I must admit I took more hope from my treadmill times than apparently is realistic. I saw it drop to 21:52, and though, why not? It might be that yesterday's 22:31 was a bad race, that under other conditions, I might have ran better. There is no way to know that, so I'll just look at the facts.
In reverse order, these are my times for the 5K/5000 meters:
- 22:31 9-3-07 St. Pet's 5K
- 23:13 7-25-07 Geneva Viking Sunset race
- 25:12 6-2-07 Run for the Animals race
- 25:22.33 5-30-07 COD track
- 26:33.05 5-21-07 COD track
- 27:05 5-11-07 COD track (adj)
- 27:54 5-6-07 COD track (adj)
Seconds Improved Per Day (average between races)
- 9.8
- 3.2
- 7.9
- 3.3
- 2.2
- 1.0
- 2.7 average from May 6 to September 3
A second a day? That's the average improvement from the July 25 Viking Run through yesterday's race. To achieve 20:00, I need another 148 or 149 days. That means January 29, and this only is true if the trend does not slope even slower.

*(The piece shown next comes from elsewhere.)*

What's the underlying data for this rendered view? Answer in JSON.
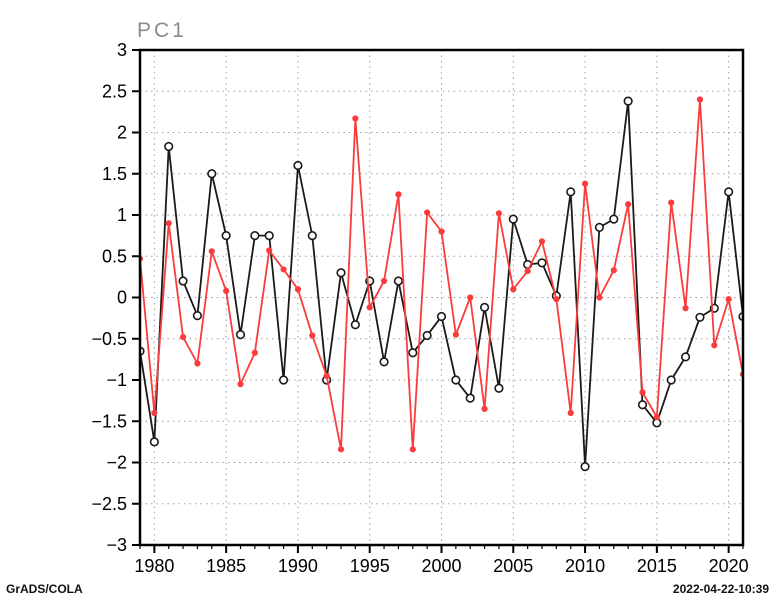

There is a plenty of room to be discouraged since I announced I wanted to hit my goal by September 30. While my date was arbitrary, it looked for awhile to be possible.
With each run, each race comes a victory. That victory may be bold and exciting, like a PR, or quieter, like the completion of a consistent week of workouts. My times now aren't real PRs the same way a hardscrabble fought few seconds are nicked off a year-old time. Mine are the easy ones, shed with each successively lost pound. They are victories just the same.
As poundage goes, I'm holding tight. No weight loss to speak of. My resting pulse rate, as well as recovery time after hard runs is improving. When I started in May, my pulse would still be very high hours later. Now, it gets back to the low 50s quickly. My overall resting pulse has been inconsistent, but last night and this morning was in the mid-40s, with right now at 47.
Encouraged?
Yes. I'm leaner. Muscle definition is increasing my legs. My face is thinner. my pulse is slower. My blood pressure is better.
Yes. I'm faster. I have track and race times to prove it. I keep a spreadsheet of my best times in each distance, and every distance has improvement. I have outkicked any runner within five meters with 200 meters to go.
Discouraged?
Somewhat. All this improvement aside, and not taking away from the enjoyment I have in it, I want to run like I once ran. I see the times in the top 10 of the 5Ks in the area, and remember once running there. Mere pluck and hard work is not enough. Progress takes work, and the endurance not only to run the distance but to suffer through the pain of not getting there quickly.
January 29? Ugh.
Is all lost? Maybe as far as my September 30 goal is, yes. But the winter will bring good and bad things training-wise, and I'm not sure where it will land. I'm hopeful.
Lost weight, gained muscle. I'll be joining COD's Fitness Lab. It is essentially a basic gym. Treadmills, weight machines. Nothing complicated. I have not lifted weights in years, and when I did, not seriously. A winter of lifting should do wonders for my scrawny, untoned blobbish physique. I will lose weight, hopefully, finally, and be able to see for myself the benefits that come with this. Lots of treadmill LSD, little speedwork (not sure how the Jim Spivey Running Club manages this during cold weather). With all of this, few, if any, races to check against. When the weather warms, I will hit the roads with, in a sense, a new body ready to race.
And, when it all comes down to it, I want to run fast. I will not be satisfied with 22:31. Not 21:11. Not 20:00. I want to run in the 17s again. I want to race, not merely run. I want to look over the starting line and know who I have to beat. I want to crush him in a beautiful dueling sprint that leaves us both giving the other that nod that comes with knowing it was a victory earned, not given.
Today, I'm not a jogger. I am a runner. But, I am not also yet a racer.